- Bahalda Location in Odisha, India Bahalda Bahalda (India)
- Coordinates: 22°24′N 86°05′E﻿ / ﻿22.40°N 86.08°E
- Country: India
- State: Odisha
- District: Mayurbhanj

Population (2011)
- • Total: 5,425
- Time zone: UTC+5:30 (IST)
- Postal code: 757046
- Vehicle registration: OD 11

= Bahalda =

Bahalda is a small town in the Mayurbhanj district of northern Odisha, India. Bahalda is the second capital of Mayurbhanj and Bahalda is the second largest town in the Bamanghaty subdivision, and was the capital of Mayurbhanj in the 14th century. Maa Kichakeswari Temple, one of the most famous in northern Odisha sites in the town.

== History==
Bahalda was headquarters of Bamanghati subdivision until 1919, when the headquarters relocated to Rairangpur.

==Geography==
Bahalda is located at . It has an average elevation of 234 m. It is situated 57 km away from Jamshedpur, 97 km from Baripada, the district headquarters, and 300 km from State capital Bhubaneswar.

==Administration==
It has a police station, Tahsildar office, block offices, post office, and forest office. There are also a number of banks, including branches of the Bank of India, State Bank of India, Bandhan Bank, Mayurbhanj central co-operative bank, Axis bank and the Odisha Gramya Bank. Local schools include a government high school, a girls' high school, and Ananda Marga, St. Michael, St. Xavier school, Sararaswati sisu Niketan and kids play school a private play school.

==Demographics==
The majority of the population in the area are tribals, predominantly Ho and Santals. The town has a small marketplace and weekly haat. It is one of the gateways to Jharkhand state. Annual sports are popular, which is celebrated at par with the festivals.

==Transport==
It is connected with the state capital Bhubaneswar by bus which are plied during the night. The nearest railway station is Bahalda Rd on Tata-Badampahar rail route.

==Temples==
Kichakeswari Temple is sited in Bahalda, the capital of Mayurbhanj kingdom in the 14th century. It lies at a distance of 97 km from Baripada.

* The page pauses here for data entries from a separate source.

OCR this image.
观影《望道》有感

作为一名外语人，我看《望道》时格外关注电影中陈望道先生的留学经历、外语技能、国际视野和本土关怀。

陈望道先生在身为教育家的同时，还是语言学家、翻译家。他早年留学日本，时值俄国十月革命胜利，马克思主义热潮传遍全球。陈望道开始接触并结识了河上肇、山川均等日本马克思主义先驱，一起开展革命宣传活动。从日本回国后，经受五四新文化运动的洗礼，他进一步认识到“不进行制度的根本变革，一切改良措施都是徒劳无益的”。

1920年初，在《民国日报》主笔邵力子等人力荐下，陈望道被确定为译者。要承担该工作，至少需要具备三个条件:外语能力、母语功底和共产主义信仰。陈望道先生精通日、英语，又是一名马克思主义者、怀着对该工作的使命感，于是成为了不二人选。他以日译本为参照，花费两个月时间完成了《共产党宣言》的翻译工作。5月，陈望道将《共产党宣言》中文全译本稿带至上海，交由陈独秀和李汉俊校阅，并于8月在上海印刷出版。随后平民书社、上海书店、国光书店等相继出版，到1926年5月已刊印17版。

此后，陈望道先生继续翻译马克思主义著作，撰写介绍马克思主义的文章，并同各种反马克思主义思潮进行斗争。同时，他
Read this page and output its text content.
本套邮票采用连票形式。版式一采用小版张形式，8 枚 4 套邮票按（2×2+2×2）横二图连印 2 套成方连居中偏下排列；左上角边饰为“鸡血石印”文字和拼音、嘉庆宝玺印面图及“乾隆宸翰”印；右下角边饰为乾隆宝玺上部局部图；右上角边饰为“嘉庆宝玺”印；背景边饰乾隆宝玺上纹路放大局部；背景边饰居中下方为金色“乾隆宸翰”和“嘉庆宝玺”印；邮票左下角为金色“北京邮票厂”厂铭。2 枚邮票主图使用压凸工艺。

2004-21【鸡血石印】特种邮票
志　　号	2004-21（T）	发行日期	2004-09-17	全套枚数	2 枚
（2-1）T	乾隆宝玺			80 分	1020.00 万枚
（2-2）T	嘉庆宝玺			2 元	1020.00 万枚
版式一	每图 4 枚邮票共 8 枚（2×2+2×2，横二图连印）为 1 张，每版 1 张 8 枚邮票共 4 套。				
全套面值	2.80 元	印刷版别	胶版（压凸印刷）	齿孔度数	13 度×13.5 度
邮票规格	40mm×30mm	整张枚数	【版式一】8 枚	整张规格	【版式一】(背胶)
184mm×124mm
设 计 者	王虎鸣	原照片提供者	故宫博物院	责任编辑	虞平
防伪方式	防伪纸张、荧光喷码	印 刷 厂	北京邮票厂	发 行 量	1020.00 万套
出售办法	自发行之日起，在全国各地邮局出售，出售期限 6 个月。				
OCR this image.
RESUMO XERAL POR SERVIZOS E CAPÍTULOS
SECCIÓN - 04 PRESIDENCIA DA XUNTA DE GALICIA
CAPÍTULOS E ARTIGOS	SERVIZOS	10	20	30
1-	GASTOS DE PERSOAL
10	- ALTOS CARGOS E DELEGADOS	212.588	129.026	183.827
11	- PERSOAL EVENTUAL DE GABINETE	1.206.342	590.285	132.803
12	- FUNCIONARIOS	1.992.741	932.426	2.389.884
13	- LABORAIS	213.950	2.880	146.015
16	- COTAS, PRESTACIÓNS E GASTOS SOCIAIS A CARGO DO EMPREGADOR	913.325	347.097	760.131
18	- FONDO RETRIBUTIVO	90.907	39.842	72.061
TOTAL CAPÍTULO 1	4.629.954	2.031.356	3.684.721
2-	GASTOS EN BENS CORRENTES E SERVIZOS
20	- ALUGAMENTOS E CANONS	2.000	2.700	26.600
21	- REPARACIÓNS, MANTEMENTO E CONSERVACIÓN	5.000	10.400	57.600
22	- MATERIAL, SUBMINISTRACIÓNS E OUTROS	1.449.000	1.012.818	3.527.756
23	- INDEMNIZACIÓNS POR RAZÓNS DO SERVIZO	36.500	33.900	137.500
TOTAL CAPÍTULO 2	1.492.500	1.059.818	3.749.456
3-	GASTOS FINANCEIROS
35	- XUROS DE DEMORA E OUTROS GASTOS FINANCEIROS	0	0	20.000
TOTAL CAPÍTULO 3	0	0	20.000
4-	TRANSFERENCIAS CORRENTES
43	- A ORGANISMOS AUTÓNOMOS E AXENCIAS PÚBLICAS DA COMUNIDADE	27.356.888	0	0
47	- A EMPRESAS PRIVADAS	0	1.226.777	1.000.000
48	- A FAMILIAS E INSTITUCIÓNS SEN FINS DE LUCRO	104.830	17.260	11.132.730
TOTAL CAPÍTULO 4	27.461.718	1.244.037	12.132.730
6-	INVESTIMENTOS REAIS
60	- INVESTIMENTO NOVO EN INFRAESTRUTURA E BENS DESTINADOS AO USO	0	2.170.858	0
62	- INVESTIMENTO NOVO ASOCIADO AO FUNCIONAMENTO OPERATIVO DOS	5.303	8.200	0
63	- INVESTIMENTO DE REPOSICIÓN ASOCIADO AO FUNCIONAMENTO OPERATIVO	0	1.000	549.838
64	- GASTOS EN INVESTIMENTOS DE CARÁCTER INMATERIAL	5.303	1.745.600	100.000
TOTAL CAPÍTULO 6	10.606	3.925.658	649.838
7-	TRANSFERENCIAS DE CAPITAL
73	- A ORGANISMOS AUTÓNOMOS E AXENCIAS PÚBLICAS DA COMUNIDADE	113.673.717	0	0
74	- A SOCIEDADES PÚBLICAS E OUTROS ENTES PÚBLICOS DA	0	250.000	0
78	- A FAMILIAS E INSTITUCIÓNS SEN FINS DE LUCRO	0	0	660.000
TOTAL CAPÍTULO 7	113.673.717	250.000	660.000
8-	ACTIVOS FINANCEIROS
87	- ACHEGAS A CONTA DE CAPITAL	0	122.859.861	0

Dedicated to Goddess Kichakeswari, the temple is known for its architectural beauty.

==Politics==
The current MLA from Bahalda Assembly Constituency is Prahlad Purty of JMM, who won the seat in the 2004 State elections. Previous MLAs from this seat were Laxman Soren of BJP who won this seat in 2000, Khelaram Mahali who won in 1995 representing JPP and as an independent candidate in 1990, Bagey Gobardhan of JNP in 1985, Rama Chandra Hansda of INC(I) in 1980, and Sunaram Soren of JNP in 1977.

Bahalda is a part of the Mayurbhanj constituency.